Cinco Solos: a arquitetura do gesto e do silêncio
Cinco Solos nasce como uma série de 29 folhas em feltro sintético recortado a laser, produzidas por Adalgisa Campos em 2022 durante sua residência na La Chambre Blanche, no Canadá. Cada página funciona como um “solo” autônomo, mas que, ao se reunir às demais, evoca paisagem, corpo e estrutura. A obra expande, em forma e conceito, investigações já presentes em outros projetos da artista, aprofundando a relação entre desenho, repetição, espacialidade e gesto.
Cinco Solos, 2022, Feltro sintético recortado a laser, 29 páginas. 21 x 29,7 cm cada
O uso do feltro — material sensível, macio, de origem industrial — é aqui confrontado pela precisão técnica do corte a laser. Essa fricção entre o orgânico e o mecânico produz uma tensão sutil: há uma regularidade geométrica que aponta para a abstração moderna, mas que é logo distendida pelas curvaturas naturais do tecido, pelas imperfeições do manuseio, pelas dobras imprevisíveis. O livro se transforma, assim, em um corpo que respira.
A obra ganha forma como um livro-objeto de presença escultórica, cuidadosamente editado à mão. Essa versão prolonga a experiência visual em uma cadência temporal e rítmica — o ato de folhear se torna gesto coreográfico, em que a mão guia o olhar e a repetição adquire densidade meditativa. Cada folha é ao mesmo tempo imagem e intervalo, plano e profundidade, silêncio e vibração.

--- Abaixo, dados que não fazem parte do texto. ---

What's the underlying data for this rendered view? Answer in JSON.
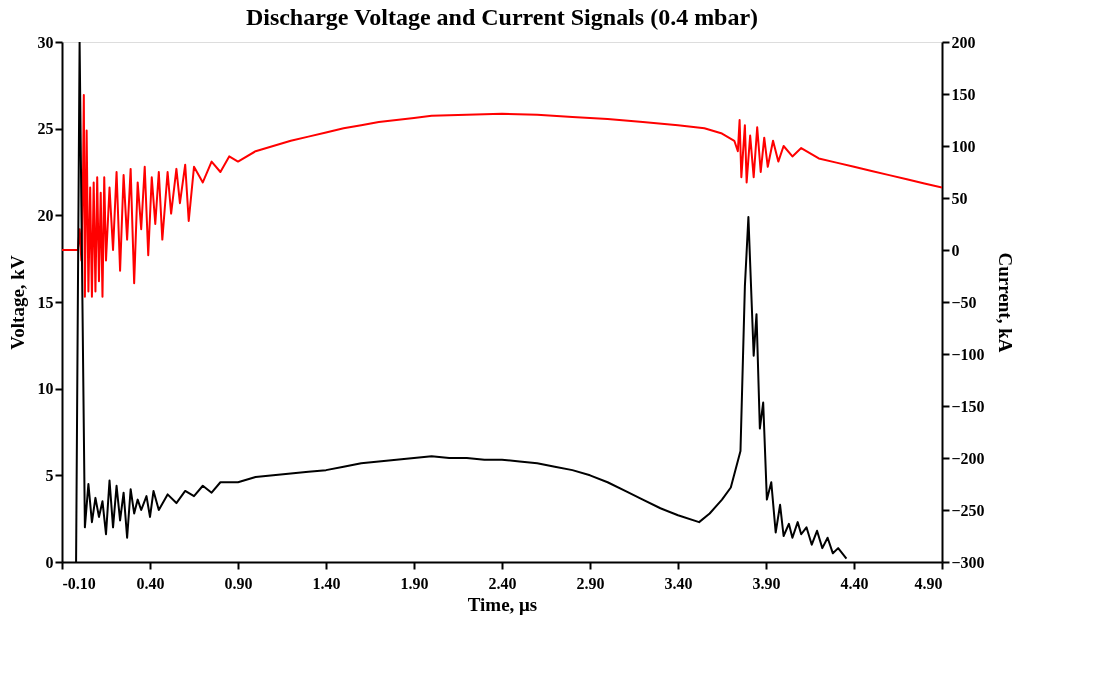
{
  "chart_data": {
    "type": "line",
    "title": "Discharge Voltage and Current Signals (0.4 mbar)",
    "xlabel": "Time, μs",
    "ylabel": "Voltage, kV",
    "y2label": "Current, kA",
    "xlim": [
      -0.1,
      4.9
    ],
    "xticks": [
      {
        "value": -0.1,
        "label": "-0.10"
      },
      {
        "value": 0.4,
        "label": "0.40"
      },
      {
        "value": 0.9,
        "label": "0.90"
      },
      {
        "value": 1.4,
        "label": "1.40"
      },
      {
        "value": 1.9,
        "label": "1.90"
      },
      {
        "value": 2.4,
        "label": "2.40"
      },
      {
        "value": 2.9,
        "label": "2.90"
      },
      {
        "value": 3.4,
        "label": "3.40"
      },
      {
        "value": 3.9,
        "label": "3.90"
      },
      {
        "value": 4.4,
        "label": "4.40"
      },
      {
        "value": 4.9,
        "label": "4.90"
      }
    ],
    "ylim": [
      0,
      30
    ],
    "yticks": [
      0,
      5,
      10,
      15,
      20,
      25,
      30
    ],
    "y2lim": [
      -300,
      200
    ],
    "y2ticks": [
      -300,
      -250,
      -200,
      -150,
      -100,
      -50,
      0,
      50,
      100,
      150,
      200
    ],
    "grid": false,
    "marker": "none",
    "line_style": "solid",
    "series": [
      {
        "color": "#ff0000",
        "axis": "y2",
        "x": [
          -0.1,
          -0.01,
          0.0,
          0.01,
          0.02,
          0.024,
          0.03,
          0.04,
          0.05,
          0.06,
          0.07,
          0.08,
          0.09,
          0.1,
          0.11,
          0.12,
          0.13,
          0.14,
          0.15,
          0.17,
          0.19,
          0.21,
          0.23,
          0.25,
          0.27,
          0.29,
          0.31,
          0.33,
          0.35,
          0.37,
          0.39,
          0.41,
          0.43,
          0.45,
          0.47,
          0.5,
          0.52,
          0.55,
          0.57,
          0.6,
          0.62,
          0.65,
          0.7,
          0.75,
          0.8,
          0.85,
          0.9,
          1.0,
          1.1,
          1.2,
          1.3,
          1.4,
          1.5,
          1.6,
          1.7,
          1.8,
          1.9,
          2.0,
          2.2,
          2.4,
          2.6,
          2.8,
          3.0,
          3.2,
          3.4,
          3.55,
          3.65,
          3.72,
          3.74,
          3.75,
          3.76,
          3.78,
          3.79,
          3.81,
          3.83,
          3.85,
          3.87,
          3.89,
          3.91,
          3.94,
          3.97,
          4.0,
          4.05,
          4.1,
          4.2,
          4.3,
          4.4,
          4.5,
          4.6,
          4.7,
          4.8,
          4.9
        ],
        "values": [
          0,
          0,
          20,
          -10,
          80,
          149,
          -45,
          115,
          -40,
          60,
          -45,
          65,
          -40,
          70,
          -30,
          55,
          -45,
          70,
          -10,
          60,
          0,
          75,
          -20,
          72,
          10,
          78,
          -32,
          65,
          20,
          80,
          -5,
          70,
          25,
          75,
          10,
          75,
          35,
          78,
          45,
          82,
          28,
          80,
          65,
          85,
          75,
          90,
          85,
          95,
          100,
          105,
          109,
          113,
          117,
          120,
          123,
          125,
          127,
          129,
          130,
          131,
          130,
          128,
          126,
          123,
          120,
          117,
          112,
          105,
          95,
          125,
          70,
          120,
          65,
          110,
          70,
          118,
          75,
          108,
          80,
          105,
          85,
          100,
          90,
          98,
          88,
          84,
          80,
          76,
          72,
          68,
          64,
          60
        ]
      },
      {
        "color": "#000000",
        "axis": "y",
        "x": [
          -0.02,
          0.0,
          0.03,
          0.05,
          0.07,
          0.09,
          0.11,
          0.13,
          0.15,
          0.17,
          0.19,
          0.21,
          0.23,
          0.25,
          0.27,
          0.29,
          0.31,
          0.33,
          0.35,
          0.38,
          0.4,
          0.42,
          0.45,
          0.5,
          0.55,
          0.6,
          0.65,
          0.7,
          0.75,
          0.8,
          0.9,
          1.0,
          1.1,
          1.2,
          1.3,
          1.4,
          1.5,
          1.6,
          1.7,
          1.8,
          1.9,
          2.0,
          2.1,
          2.2,
          2.3,
          2.4,
          2.5,
          2.6,
          2.7,
          2.8,
          2.9,
          3.0,
          3.1,
          3.2,
          3.3,
          3.4,
          3.52,
          3.58,
          3.65,
          3.7,
          3.755,
          3.78,
          3.8,
          3.83,
          3.846,
          3.865,
          3.884,
          3.905,
          3.93,
          3.955,
          3.98,
          4.0,
          4.03,
          4.05,
          4.08,
          4.1,
          4.13,
          4.16,
          4.19,
          4.22,
          4.25,
          4.28,
          4.31,
          4.357
        ],
        "values": [
          0,
          30,
          2.0,
          4.5,
          2.3,
          3.7,
          2.6,
          3.5,
          1.6,
          4.7,
          2.0,
          4.4,
          2.4,
          4.0,
          1.4,
          4.2,
          2.8,
          3.6,
          3.0,
          3.8,
          2.6,
          4.1,
          3.0,
          3.9,
          3.4,
          4.1,
          3.8,
          4.4,
          4.0,
          4.6,
          4.6,
          4.9,
          5.0,
          5.1,
          5.2,
          5.3,
          5.5,
          5.7,
          5.8,
          5.9,
          6.0,
          6.1,
          6.0,
          6.0,
          5.9,
          5.9,
          5.8,
          5.7,
          5.5,
          5.3,
          5.0,
          4.6,
          4.1,
          3.6,
          3.1,
          2.7,
          2.3,
          2.8,
          3.6,
          4.3,
          6.4,
          15.9,
          19.9,
          11.9,
          14.3,
          7.7,
          9.2,
          3.6,
          4.6,
          1.7,
          3.3,
          1.5,
          2.2,
          1.4,
          2.3,
          1.6,
          2.0,
          1.0,
          1.8,
          0.8,
          1.4,
          0.5,
          0.8,
          0.2
        ]
      }
    ]
  }
}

Cinco Solos, 2022, Feltro sintético recortado a laser, 29 páginas. 21 x 29,7 cm cada
Cinco Solos se inscreve com força na trajetória de Adalgisa, onde o desenho — entendido como modo de pensar, medir, habitar — permanece como eixo central. Seja em papel, parede ou tecido, a artista parte sempre de um princípio estrutural que se abre à sensibilidade do corpo e ao imprevisível do tempo. Seus trabalhos frequentemente ativam modos de ver e tocar que exigem pausa, deslocamento e escuta — como se a própria obra fosse uma arquitetura a ser habitada.
Com Cinco Solos, Adalgisa Campos tensiona categorias entre o livro e a escultura, entre a página e o espaço, entre o módulo e o infinito. É uma obra que pulsa entre o mínimo e o múltiplo, que convida à contemplação, mas também ao contato. Um gesto silencioso que funda território.